A Note from Cottonwood Corners

By the middle of the 1880s, barb wire had come to South Dakota.  About fifteen years later, cowboys rounding up livestock in the far western part of the state which was still “everybody’s pasture” came into contact with the wire and the sharp barbs.  They saw brands from Dakota, Wyoming, Montana, North Dakota, and even Canada.  And directly in front of them was a sure sign that the open range was about to change.

One evening while sleeping, near the wire fence of a local rancher, a Midwestern thunderstorm passed overhead and lightning struck nearby.  The intense storm was accompanied with the sound of running horses, breaking fence posts, and sounds not usually heard on the prairie.

During the early morning hours, the night hawk brought in only a portion of their horses.  There had been over four hundred horses in their remuda which hit that barb wire fence.  A lot of valuable and well-trained horses were ruined.  The rest were gone.

It was estimated that nearly forty were cut so badly they had to be shot and about the same number were simply turned loose to either live or die on the range.  The scene that morning was the bloodiest and worst sight many of those cowboys had ever seen.  That was life on the roundup in 1898 out on the plains of western South Dakota.

Barb wire, strands of wire twisted together, with barbs at regular, close intervals had arrived and was becoming well-established on the prairie.  From the beginning, this simple invention came to be known as “the devil’s rope.”

The land which the earliest settlers encountered in their migration west during the last half of the 19th century was not like anything they had seen before.  This was the first time they saw vast, treeless stretches of prairie empty of any distinguishing features.
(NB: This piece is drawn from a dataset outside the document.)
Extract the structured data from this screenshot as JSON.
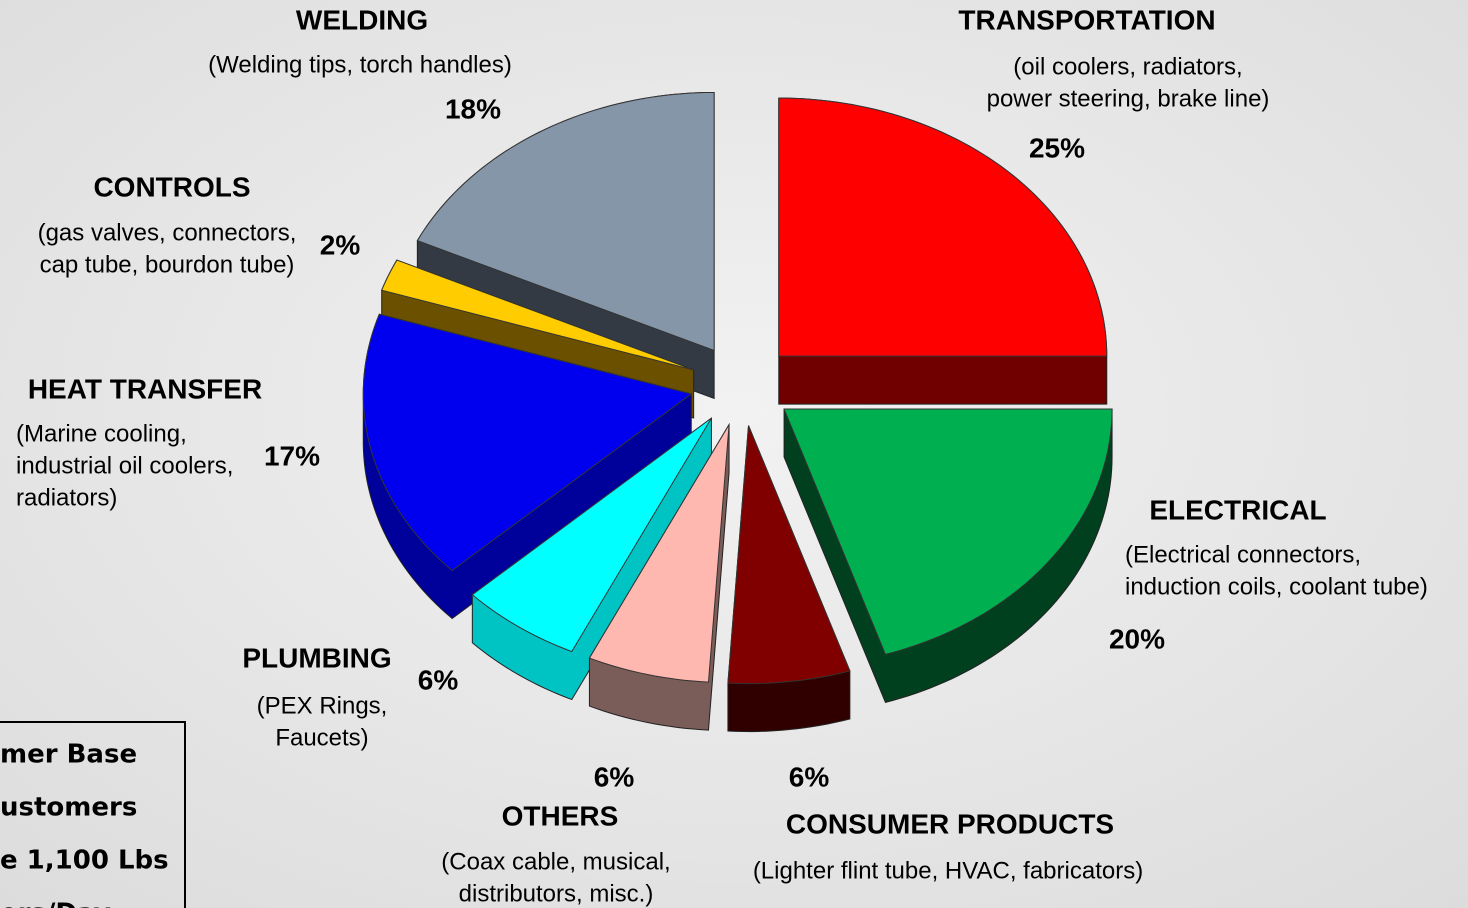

It was an ocean of grass and wildflowers for as far as the eye could see.  With no trees for fences and no stones to build walls, the early homesteaders needed more practical methods to contain the livestock and protect their property.

Some planted hedgerows which were stock-proof living walls of thorny trees and bushes, such as Osage orange.  According to Merriam-Webster, the first known use of the term “Osage orange”, an ornamental thorny tree, was in 1817.

During the last half of the 19th century — up until the time barbed wire became widely available and inexpensive — settlers and farmers throughout much of the eastern half of the United States planted their fences.  The tree which they most generally used was the “Osage orange” tree.  It was sometimes called “prairie hedge,” “hedge apple,”  “horse apple,” and “bowwood.”

When the early French settlers moved west of the Mississippi River — into what is now eastern Texas and Oklahoma and western Arkansas — they encountered the Osage Indians.  They were known far and wide for making bows that were superior weapons for fighting and hunting.  The unusual tree that the Osage used for making their bows was unknown to the French.  They immediately named it “wood of the bow.”  This later was corrupted by the pioneers and eventually came to be called “bowwood.”

As homesteaders moved west of the Mississippi, it was natural that they would bring the Osage orange tree with them.  Daniel Freeman was the first person to file a claim under the Homestead Act of 1862 near Beatrice, Nebraska.  He filed his claim about 10 minutes after midnight at the Land Office in Brownville, NE on January 1, 1863.

He was required to build structures needed on the farm and improve the property.  One of the features of his homestead was an Osage orange hedgerow on the border of his property.  This was planted in the early 1870s and pruned to keep animals out of his productive fields.  Remains of this hedgerow still exist on the site of his homestead today.  He also planted corn, wheat, oats, and fruit trees.

The biggest disadvantage of using the thick and thorny Osage orange hedges for fencing was that it took five years for them to grow.  The homesteader had only five years in which to make the necessary improvements and acquire his homestead.

Where used for a fence, the thorny Osage orange later became a source of fence posts especially to be used at the corners.  There are ranches in the west today who still have some of these in their fence line which are over a hundred years old.  They are almost as good as when they were put in the ground.

In 1871, fencing became a hot topic among newspapers, agricultural publications, and the government.  The U. S. Dept. Agriculture and the Land Office published a study which found that it was impossible to settle the west because of the lack of fences.

This started the mad rush to come up with an affordable and practical solution.  Many different patent applications for barb-wire-like fences were filed during the next couple of years.  The designs varied and some were even what we would today call “bizarre.”

The design that ultimately won-out was by Joseph Glidden.  His design had sharp metal barbs twisted around a strand of smooth wire, with a second intertwined piece of wire so that the barbs couldn’t slide.

Those living on the farm and ranch in South Dakota today are very familiar with “the devils rope.”  They have all at one time had to fix fence!